There is nothing wrong with trying to think of ways for a sport or a product to improve. Sometimes that means spitballing ideas on a board just to see what sticks. Most of the time, those ideas thrown around will be complete garbage, such as Air Force head coach Troy Calhoun‘s idea to improve the College Football Playoff if/when it expands to an eight-team format.

Calhoun’s idea for the College Football Playoff is to expand to eight teams with each power conference champion receiving an automatic bid, two wild card slots and one guaranteed bid for the best Group of Five conference champion. If it were just that, Calhoun has my support as this is the exact outline I have advocated. But it is how Calhoun wants the Group of Five team to be selected for the guaranteed spot.

Calhoun wants a four-team playoff between Group of Five programs to determine the final College Football Playoff spot.

That, folks, is a horrible idea.

“I think it would, really, bring a wholeness that would be splendid for the spirit of college football,” Calhoun said, according to The Gazette.

No, stop it. Why should the Group of Five have to play additional games on top of their 12-13 game schedule that includes a conference championship game (the Sun Belt will begin playing a championship game in 2018), two more postseason games just to get into the College Football Playoff? That schedule would be brutal, not to mention the wear-and-tear on players playing for programs that lag behind the state-of-the-art facilities the power conference programs have.

Let’s take Navy, for example.

Let’s say the Midshipmen play for and win the AAC Championship. They then go on to play Army the following week in the annual Army-Navy Game. Immediately after that, I assume, they would have to play a semifinal Group of Five playoff game.
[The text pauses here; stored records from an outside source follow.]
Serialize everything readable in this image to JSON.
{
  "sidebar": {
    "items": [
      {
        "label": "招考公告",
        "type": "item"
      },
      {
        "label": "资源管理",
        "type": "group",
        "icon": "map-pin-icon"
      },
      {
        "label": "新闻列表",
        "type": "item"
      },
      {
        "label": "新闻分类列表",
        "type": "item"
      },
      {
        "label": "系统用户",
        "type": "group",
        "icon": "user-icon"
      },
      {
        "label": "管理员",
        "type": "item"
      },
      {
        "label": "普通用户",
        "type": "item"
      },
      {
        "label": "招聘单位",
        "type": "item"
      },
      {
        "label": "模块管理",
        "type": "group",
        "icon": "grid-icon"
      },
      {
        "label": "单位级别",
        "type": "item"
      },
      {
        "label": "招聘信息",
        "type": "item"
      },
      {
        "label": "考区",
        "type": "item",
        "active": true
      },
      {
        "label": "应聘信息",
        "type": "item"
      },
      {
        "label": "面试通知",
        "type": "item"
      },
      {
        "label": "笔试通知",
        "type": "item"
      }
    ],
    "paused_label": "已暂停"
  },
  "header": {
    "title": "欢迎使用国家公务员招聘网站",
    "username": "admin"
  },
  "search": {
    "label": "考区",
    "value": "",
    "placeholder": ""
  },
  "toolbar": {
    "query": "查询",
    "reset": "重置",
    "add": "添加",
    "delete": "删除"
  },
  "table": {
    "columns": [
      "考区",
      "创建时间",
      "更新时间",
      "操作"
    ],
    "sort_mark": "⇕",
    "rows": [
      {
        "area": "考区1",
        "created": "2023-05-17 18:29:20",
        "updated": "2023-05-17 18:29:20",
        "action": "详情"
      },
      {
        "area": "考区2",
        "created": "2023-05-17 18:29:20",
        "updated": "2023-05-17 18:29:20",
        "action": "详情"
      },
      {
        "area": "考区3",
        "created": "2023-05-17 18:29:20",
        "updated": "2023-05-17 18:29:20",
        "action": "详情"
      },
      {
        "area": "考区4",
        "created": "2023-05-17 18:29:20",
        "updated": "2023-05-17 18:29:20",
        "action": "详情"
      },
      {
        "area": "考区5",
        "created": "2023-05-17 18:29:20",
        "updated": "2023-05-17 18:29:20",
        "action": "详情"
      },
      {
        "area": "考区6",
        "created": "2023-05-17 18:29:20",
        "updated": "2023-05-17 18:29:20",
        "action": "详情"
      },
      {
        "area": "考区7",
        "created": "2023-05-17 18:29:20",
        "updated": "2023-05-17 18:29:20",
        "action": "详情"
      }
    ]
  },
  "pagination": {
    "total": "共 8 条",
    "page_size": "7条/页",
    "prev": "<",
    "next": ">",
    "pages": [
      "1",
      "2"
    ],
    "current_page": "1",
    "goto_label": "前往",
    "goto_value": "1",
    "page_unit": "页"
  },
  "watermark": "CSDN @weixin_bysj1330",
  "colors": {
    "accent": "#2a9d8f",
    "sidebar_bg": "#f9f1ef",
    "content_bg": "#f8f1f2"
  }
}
Win that, and they play again the next week for the Group of Five spot in the College Football Playoff. That leaves little recovery and prep time for their first College Football Playoff opponent, which likely has to be played the following week before the semifinals are played New Years weekend.

Navy may be the extreme scenario, but regardless of what team you use as an example, the overall result is the same. You can’t make cases to improve player safety and have a playoff just to get into a playoff.

I applaud your willingness to think outside the box, Troy Calhoun, but this plan still needs some major retooling.